The son of former President Daniel Moi, JT, as he was popularly referred to, was a man with few protocols and no appointment was necessary to meet with him.
All that his visitors had to do was to be at the entrance to his home as early as 6am because he was an early riser.
Despite coming from the former president’s family, Jonathan did not live in the shadow of royalty; he mingled with the locals and always assisted as much as he could.
Geoffrey Kokoyo, a neighbour, said if they had any pressing issues, Jonathan was always keen to know what was happening. And even if he did not meet you in person, he would send someone with a kind word and his contribution.
“JT was a man you could meet and talk to one-on-one. He would stop by the road, get out of his car, greet people and inquire about what was happening in the village,” Mr Kokoyo said.
He described Jonathan as a man who led a private life away from his family.
“He never revealed much and you would not hear him brag that he had assisted so-and-so, or had done this-and-that. He did his things and walked away in silence,” he said.

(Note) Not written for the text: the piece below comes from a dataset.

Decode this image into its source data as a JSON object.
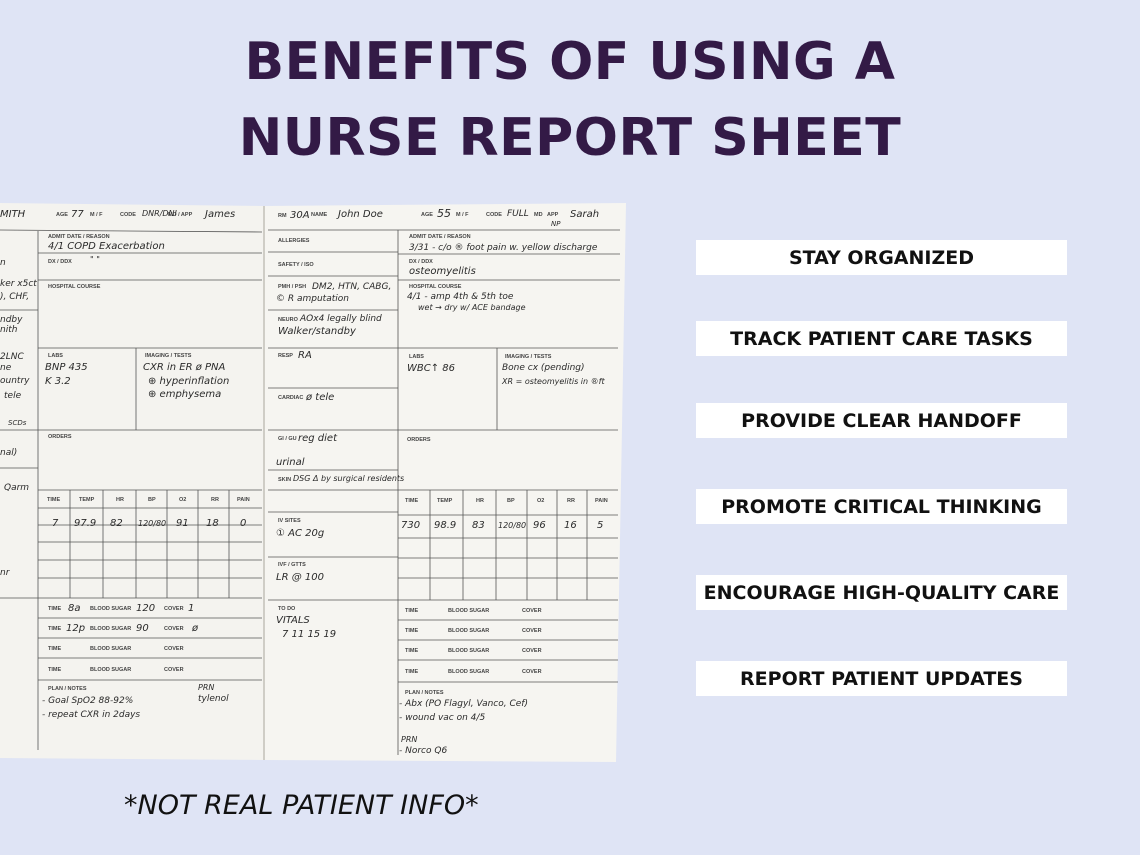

Kokoyo revealed that when you had a problem and met Jonathan, you knew you would be sorted as long as your case was genuine. Many people, he said, had benefited from his generosity.
He said that he was among Jonathan’s fans who in the 1980s would leave their Solian village home and walk at least 14 kilometers to see him race.
“The Safari Rally was nothing without him. We watched the competition courtesy of him. Personally, I would leave home just to watch him pass, cheer and walk back home,” he said.
Kokoyo said Jonathan never held a grudge and he would tell you when he did not like something.
Selina Suge, a former councillor, said Jonathan played a fatherly role to the hundreds of people he lived with.
Ms Suge said the first-born son of the former president was a man who wished to see everyone lead a happy life. She described Jonathan as a mentor.
“He would assist all people and never discriminated against anyone. Those who sought help from him never regretted,” Suge said.
The former civic leader said Jonathan allowed them to graze their animals on his land because he had vowed he would not watch as villagers’ animals die in times of drought.
Jonathan, she added, had initiated many development projects in the area. These included schools and health centres.
The community, she said, had lost an important person. “We have lost a leader; a man who used his own resources on development programmes.”
Jonathan also donated ten acres of land for the construction of Jonathan K Moi Primary School, a public institution near his home.
Tomno Kigen, another resident, said he knew Jonathan as he grew up and that he had taught them the need to practise cash crop farming.
Kigen said Jonathan always pushed them to use all available resources to improve their lives.
Notably, Jonathan initiated Koibat Highland Water - an initiative meant to educate locals on the need to conserve water catchment areas.
Residents described Jonathan as a brilliant, selfless man who played a key role in improving the lives of his people. His actions, they said, would remain with them forever.